TAMPA — Amid growing controversy over new carbon pollution standards, a pair of Democratic lawmakers visited St. Joseph's Hospital on Monday to learn about its alternative energy initiatives.
U.S. Reps. Kathy Castor, of Tampa, and Frank Pallone, of New Jersey, toured the hospital's cogeneration plant. Its natural gas-fired combustion engine can produce enough electricity to power the entire complex.
The system serves another purpose: Its heat can be turned into steam, which can be used to clean medical equipment.
Castor said the technology is particularly important in light of the new Clean Power Plan, a U.S. Environmental Protection Agency rule that sets limits on carbon pollution from power plants.
"We've got to get creative," she said. "In Florida, we have to reduce our carbon pollution by well over 30 percent over the next 20 years."
Castor acknowledged the Clean Power Plan, established by the Obama Administration in August, is facing a court challenge from 27 states including Florida. She said the lawsuit could "put us further behind."
"We've got to focus on these innovative solutions now like this cogeneration plant, like energy efficiency, like renewable energy conservation so we can meet those targets," she said.

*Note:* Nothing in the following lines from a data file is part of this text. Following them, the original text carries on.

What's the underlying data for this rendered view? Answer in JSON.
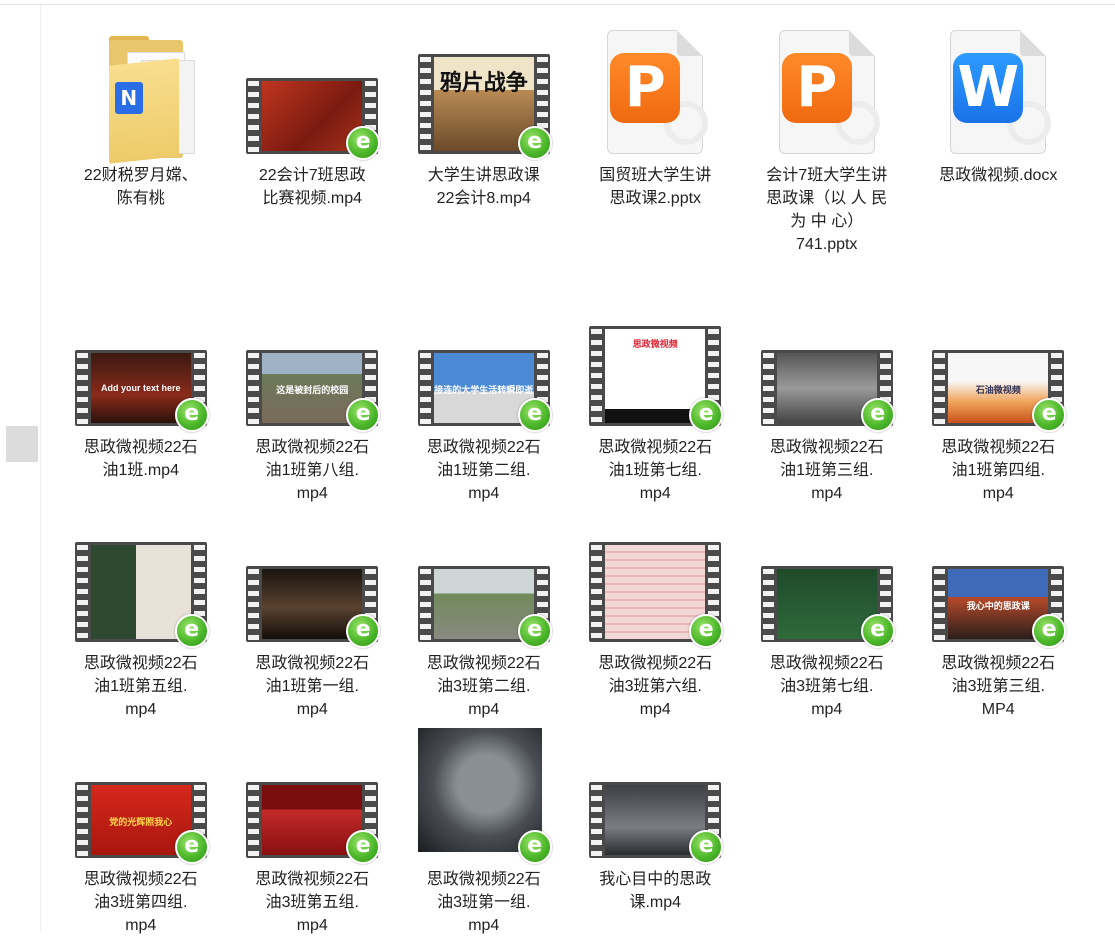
{
  "items": [
    {
      "name": "22财税罗月嫦、\n陈有桃",
      "kind": "folder"
    },
    {
      "name": "22会计7班思政\n比赛视频.mp4",
      "kind": "video",
      "thumb": {
        "bg": "linear-gradient(135deg,#c0351f,#7a1a10 60%,#a8321c)",
        "ratio": "wide"
      }
    },
    {
      "name": "大学生讲思政课\n22会计8.mp4",
      "kind": "video",
      "thumb": {
        "bg": "linear-gradient(180deg,#efe3c8 0 35%,#b98b55 35%,#6b4a2a)",
        "ratio": "tall",
        "caption": "鸦片战争",
        "capcolor": "#111"
      }
    },
    {
      "name": "国贸班大学生讲\n思政课2.pptx",
      "kind": "ppt",
      "mark": "P"
    },
    {
      "name": "会计7班大学生讲\n思政课（以 人 民\n为 中 心）\n741.pptx",
      "kind": "ppt",
      "mark": "P"
    },
    {
      "name": "思政微视频.docx",
      "kind": "docx",
      "mark": "W"
    },
    {
      "name": "思政微视频22石\n油1班.mp4",
      "kind": "video",
      "thumb": {
        "bg": "linear-gradient(180deg,#3a1a12,#8a2a1a 60%,#2a120c)",
        "ratio": "wide",
        "caption": "Add your text here",
        "capcolor": "#fff"
      }
    },
    {
      "name": "思政微视频22石\n油1班第八组.\nmp4",
      "kind": "video",
      "thumb": {
        "bg": "linear-gradient(180deg,#9fb3c6 0 30%,#6b7a5a 30%,#7a6a5a)",
        "ratio": "wide",
        "caption": "这是被封后的校园",
        "capcolor": "#fff"
      }
    },
    {
      "name": "思政微视频22石\n油1班第二组.\nmp4",
      "kind": "video",
      "thumb": {
        "bg": "linear-gradient(180deg,#4d8ad6 0 55%,#d8d8d8 55%)",
        "ratio": "wide",
        "caption": "接连的大学生活转瞬即逝",
        "capcolor": "#fff"
      }
    },
    {
      "name": "思政微视频22石\n油1班第七组.\nmp4",
      "kind": "video",
      "thumb": {
        "bg": "linear-gradient(180deg,#ffffff 0 85%,#111 85%)",
        "ratio": "tall",
        "caption": "思政微视频",
        "capcolor": "#d23"
      }
    },
    {
      "name": "思政微视频22石\n油1班第三组.\nmp4",
      "kind": "video",
      "thumb": {
        "bg": "linear-gradient(180deg,#555,#9a9a9a 50%,#444)",
        "ratio": "wide"
      }
    },
    {
      "name": "思政微视频22石\n油1班第四组.\nmp4",
      "kind": "video",
      "thumb": {
        "bg": "linear-gradient(180deg,#f7f7f7 0 40%,#f0a35a 70%,#c8501a)",
        "ratio": "wide",
        "caption": "石油微视频",
        "capcolor": "#335"
      }
    },
    {
      "name": "思政微视频22石\n油1班第五组.\nmp4",
      "kind": "video",
      "thumb": {
        "bg": "linear-gradient(90deg,#2d4a30 0 45%,#e8e2d8 45%)",
        "ratio": "tall"
      }
    },
    {
      "name": "思政微视频22石\n油1班第一组.\nmp4",
      "kind": "video",
      "thumb": {
        "bg": "linear-gradient(180deg,#1a1410,#5a4230 55%,#140e0a)",
        "ratio": "wide"
      }
    },
    {
      "name": "思政微视频22石\n油3班第二组.\nmp4",
      "kind": "video",
      "thumb": {
        "bg": "linear-gradient(180deg,#cfd6d6 0 35%,#6f8a5a 35%,#8a8a80)",
        "ratio": "wide"
      }
    },
    {
      "name": "思政微视频22石\n油3班第六组.\nmp4",
      "kind": "video",
      "thumb": {
        "bg": "repeating-linear-gradient(180deg,#f3d6d6 0 6px,#e9b6b6 6px 8px)",
        "ratio": "tall"
      }
    },
    {
      "name": "思政微视频22石\n油3班第七组.\nmp4",
      "kind": "video",
      "thumb": {
        "bg": "linear-gradient(180deg,#1f4a2a,#2f6a3a)",
        "ratio": "wide"
      }
    },
    {
      "name": "思政微视频22石\n油3班第三组.\nMP4",
      "kind": "video",
      "thumb": {
        "bg": "linear-gradient(180deg,#3f6ab8 0 40%,#b84a2a 40%,#2a1e1a)",
        "ratio": "wide",
        "caption": "我心中的思政课",
        "capcolor": "#fff"
      }
    },
    {
      "name": "思政微视频22石\n油3班第四组.\nmp4",
      "kind": "video",
      "thumb": {
        "bg": "linear-gradient(180deg,#d6281c,#a8160e)",
        "ratio": "wide",
        "caption": "党的光辉照我心",
        "capcolor": "#ffd94a"
      }
    },
    {
      "name": "思政微视频22石\n油3班第五组.\nmp4",
      "kind": "video",
      "thumb": {
        "bg": "linear-gradient(180deg,#7a0e0e 0 35%,#c22a2a 35%,#8a1010)",
        "ratio": "wide"
      }
    },
    {
      "name": "思政微视频22石\n油3班第一组.\nmp4",
      "kind": "photo",
      "thumb": {
        "bg": "radial-gradient(circle at 55% 45%,#8a8f96 0 30%,#4a4e54 55%,#1a1c1e)"
      }
    },
    {
      "name": "我心目中的思政\n课.mp4",
      "kind": "video",
      "thumb": {
        "bg": "linear-gradient(180deg,#3c3f44,#7a7d82 60%,#2a2c30)",
        "ratio": "wide"
      }
    }
  ],
  "icons": {
    "edit_badge": "e",
    "video_badge_color": "#4cb82a"
  }
}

But Florida Attorney General Pam Bondi stood behind Florida's involvement in the challenge.
"As I have said in the past, Florida needs a diverse energy portfolio," she said in a statement. "However, the rule of law matters — states' rights matter — and the federal government must respect our sovereignty."
Bondi added: "Unfortunately, the congresswoman cares very little about the increasing costs associated with these burdensome regulations."
St. Joseph's has had the cogeneration plant since 1993. It saves about $200,000 a year and reduces the reliance on TECO Energy, said Tom Davidson, director of facilities for BayCare Health System's east region.
"It provides energy back to our hospital so we don't have to buy so much from the provider," he said.
The system also allows St. Joseph's to generate its own power in the event of a hurricane.
Davidson said the generator is one of only two like it in the country. Nearby Tampa General has four diesel gas generators for emergency standby power, but is exploring co-generator options, a hospital spokeswoman said.
Pallone, the ranking member of the powerful U.S. House Energy & Commerce Committee, said the model could be easily replicated elsewhere in the nation.
"It creates more efficiency and therefore saves energy, which is so important given climate change," he said.
He said he planned to take the idea back to Washington, and possibly incorporate it into future policies.